Quand j’ai commencé à écrire Les Pleurs du Vide, j’étais à l’hôpital pour dépression grave. Les premiers chapitres de ce tome m’ont été d’un immense réconfort entre ces quatre murs. Je ne pourrais pas les réécrire aussi bien, avec la même intensité, alors qu’aujourd’hui mon état d’esprit a à ce point changé. La suite des Pleurs du Vide, dans ce proto-jet de 50 000 mots que je n’ai pas achevé à l’époque – je sentais que j’allais devoir reprendre, que ça coinçait quelque part, que j’avais loupé un truc – a fait partie de ma thérapie. Alors la question se pose : suis-je toujours en mesure d’écrire ce tome ? Suis-je trop loin de l’âme du tome lui-même désormais, ou au contraire… suis-je plus fort-e et mieux armé-e pour revenir dessus ? Ou bien y a-t-il un risque que Les Pleurs du Vide me fasse rechuter ?

Superflues, ces questions ? Je n’en sais rien. Je sais juste que mes personnages m’appellent, et qu’en attendant, je me rassure en extériorisant quelques trucs avec Lucien.

C’est la première fois, vous savez. Pas la première fois que je finis une histoire, mais la première fois que je l’achève, en tout cas sous format long. Mon premier roman est terminé, ouais. Si l’on peut dire que c’est mon premier, parce que j’ai écrit tant de choses avant… Mais je n’étais jamais allé-e aussi loin, avant Les Hurlements noyés. C’est exaltant, c’est flippant, c’est stressant aussi. J’attends que la maquette à envoyer à l’imprimeur soit prête. Et je me consume de stress. Pour le résultat final, pour les conneries que je pourrais faire… La crainte de tout foirer. Inutile de vous faire un dessin, je suppose.

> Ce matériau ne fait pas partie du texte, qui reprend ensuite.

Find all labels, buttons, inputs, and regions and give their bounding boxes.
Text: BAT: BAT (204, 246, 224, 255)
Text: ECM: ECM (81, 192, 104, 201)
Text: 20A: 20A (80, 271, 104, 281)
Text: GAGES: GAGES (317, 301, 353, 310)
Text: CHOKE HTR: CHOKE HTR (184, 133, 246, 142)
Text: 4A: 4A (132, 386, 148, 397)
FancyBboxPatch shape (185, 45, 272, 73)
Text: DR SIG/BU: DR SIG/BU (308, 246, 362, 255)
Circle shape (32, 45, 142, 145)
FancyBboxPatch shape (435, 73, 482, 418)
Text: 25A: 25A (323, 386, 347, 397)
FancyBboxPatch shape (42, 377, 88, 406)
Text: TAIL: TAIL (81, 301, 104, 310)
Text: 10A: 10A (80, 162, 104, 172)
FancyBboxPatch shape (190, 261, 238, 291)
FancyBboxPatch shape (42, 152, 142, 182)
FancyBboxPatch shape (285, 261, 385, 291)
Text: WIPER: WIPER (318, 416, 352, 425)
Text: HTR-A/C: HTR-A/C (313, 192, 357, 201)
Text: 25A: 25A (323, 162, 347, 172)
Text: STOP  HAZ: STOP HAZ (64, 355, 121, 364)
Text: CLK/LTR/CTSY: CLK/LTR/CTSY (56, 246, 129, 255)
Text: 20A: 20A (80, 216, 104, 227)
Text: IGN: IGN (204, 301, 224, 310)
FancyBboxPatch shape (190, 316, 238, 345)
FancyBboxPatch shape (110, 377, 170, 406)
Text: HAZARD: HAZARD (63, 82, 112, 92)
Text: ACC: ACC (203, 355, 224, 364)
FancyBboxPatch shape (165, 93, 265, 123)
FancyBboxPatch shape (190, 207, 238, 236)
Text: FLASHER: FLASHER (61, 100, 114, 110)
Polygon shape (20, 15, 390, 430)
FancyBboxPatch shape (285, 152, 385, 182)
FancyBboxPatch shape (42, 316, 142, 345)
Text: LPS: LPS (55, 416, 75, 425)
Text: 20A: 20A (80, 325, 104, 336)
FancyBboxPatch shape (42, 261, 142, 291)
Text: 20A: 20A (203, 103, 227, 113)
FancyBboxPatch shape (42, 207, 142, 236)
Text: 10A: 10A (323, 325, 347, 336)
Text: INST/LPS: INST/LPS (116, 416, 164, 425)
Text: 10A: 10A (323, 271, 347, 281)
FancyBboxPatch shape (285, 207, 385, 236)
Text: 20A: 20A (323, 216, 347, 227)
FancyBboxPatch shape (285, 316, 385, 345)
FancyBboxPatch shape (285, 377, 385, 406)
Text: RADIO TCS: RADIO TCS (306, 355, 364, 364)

Ajoutez à ça un retour en grande pompe du syndrome de l’imposteur – Jean-Mie pour les intimes – et cette pensée qui, parfois, se pointe dans la nuit : « Pourquoi je me suis lancé-e là-dedans ? »

Voilà où j’en suis. Mon roman est terminé, et si j’ai éprouvé le soulagement et la satisfaction attendu-es au départ, il se trouve que, maintenant, j’erre un peu. C’est si bizarre.